The first U.S. atomic bombing killed 140,000 people in the city of Hiroshima. A second atomic attack on Nagasaki on Aug. 9, 1945, killed another 70,000. Japan surrendere­d on Aug. 15, bringing an end to a conflict that began with its attack on Pearl Harbor in December 1941 during its attempt to conquer Asia.

About 20,000 ethnic Korean residents of Hiroshima are believed to have died in the nuclear attack. The city, a wartime military hub, had a large number of Korean workers, including those forced to work without pay at mines and factories under Japan’s colonizati­on of the Korean Peninsula from 1910 to 1945. On the morning of Aug. 6, 1945, 16-year-old Lee, a second-generation Korean born in Japan, was on his way to work at Japan’s national railway authority in Hiroshima when the uranium bomb nicknamed Little Boy exploded. Lee suffered severe burns on his neck that took four months to heal.

Back at work, co-workers wouldn’t go near him, saying he had “A-bomb disease.” Little was known about the effects of the bomb, and some believed radiation was similar to an infectious disease.
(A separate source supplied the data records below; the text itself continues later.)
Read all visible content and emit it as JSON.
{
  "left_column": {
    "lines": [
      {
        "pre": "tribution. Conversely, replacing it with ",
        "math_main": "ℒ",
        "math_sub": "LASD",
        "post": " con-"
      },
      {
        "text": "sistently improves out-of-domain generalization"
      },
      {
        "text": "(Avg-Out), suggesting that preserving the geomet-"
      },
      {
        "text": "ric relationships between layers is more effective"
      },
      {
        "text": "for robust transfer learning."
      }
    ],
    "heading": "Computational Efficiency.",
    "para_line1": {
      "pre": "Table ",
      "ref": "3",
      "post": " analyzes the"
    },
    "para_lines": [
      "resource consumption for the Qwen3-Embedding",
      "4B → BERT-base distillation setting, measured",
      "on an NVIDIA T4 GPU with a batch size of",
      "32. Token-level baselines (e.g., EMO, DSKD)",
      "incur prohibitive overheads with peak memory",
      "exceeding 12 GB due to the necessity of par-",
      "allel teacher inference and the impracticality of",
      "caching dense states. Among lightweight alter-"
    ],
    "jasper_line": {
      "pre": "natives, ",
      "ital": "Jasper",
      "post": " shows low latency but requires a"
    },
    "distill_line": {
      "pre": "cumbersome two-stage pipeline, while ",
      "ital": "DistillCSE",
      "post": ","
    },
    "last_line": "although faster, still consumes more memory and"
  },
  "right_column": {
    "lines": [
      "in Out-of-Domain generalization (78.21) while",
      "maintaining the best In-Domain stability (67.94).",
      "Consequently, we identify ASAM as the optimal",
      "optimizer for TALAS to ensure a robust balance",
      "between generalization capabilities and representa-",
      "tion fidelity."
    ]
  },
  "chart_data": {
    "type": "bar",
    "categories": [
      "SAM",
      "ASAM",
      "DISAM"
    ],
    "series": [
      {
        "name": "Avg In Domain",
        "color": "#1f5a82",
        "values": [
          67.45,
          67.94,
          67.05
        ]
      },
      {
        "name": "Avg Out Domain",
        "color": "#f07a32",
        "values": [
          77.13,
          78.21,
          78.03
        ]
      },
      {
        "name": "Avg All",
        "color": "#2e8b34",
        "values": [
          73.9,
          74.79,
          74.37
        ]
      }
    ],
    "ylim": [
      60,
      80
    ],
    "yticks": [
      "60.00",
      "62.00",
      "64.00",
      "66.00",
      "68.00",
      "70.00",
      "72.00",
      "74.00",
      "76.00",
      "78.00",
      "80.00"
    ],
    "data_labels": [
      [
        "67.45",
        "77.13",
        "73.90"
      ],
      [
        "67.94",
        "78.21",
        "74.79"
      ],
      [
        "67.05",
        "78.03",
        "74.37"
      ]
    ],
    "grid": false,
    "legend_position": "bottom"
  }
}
Prospectiv­e marriage partners also worried about genetic damage that could be passed to children.

Lee lived under a Japanese name, Masaichi Egawa, until eight years ago, when he first publicly revealed his identity during a cruise where atomic bomb survivors shared their stories. Until then, he had not even told his wife he is hibakusha.

“No ethnic Koreans want to reveal their past as hibakusha,” Lee said.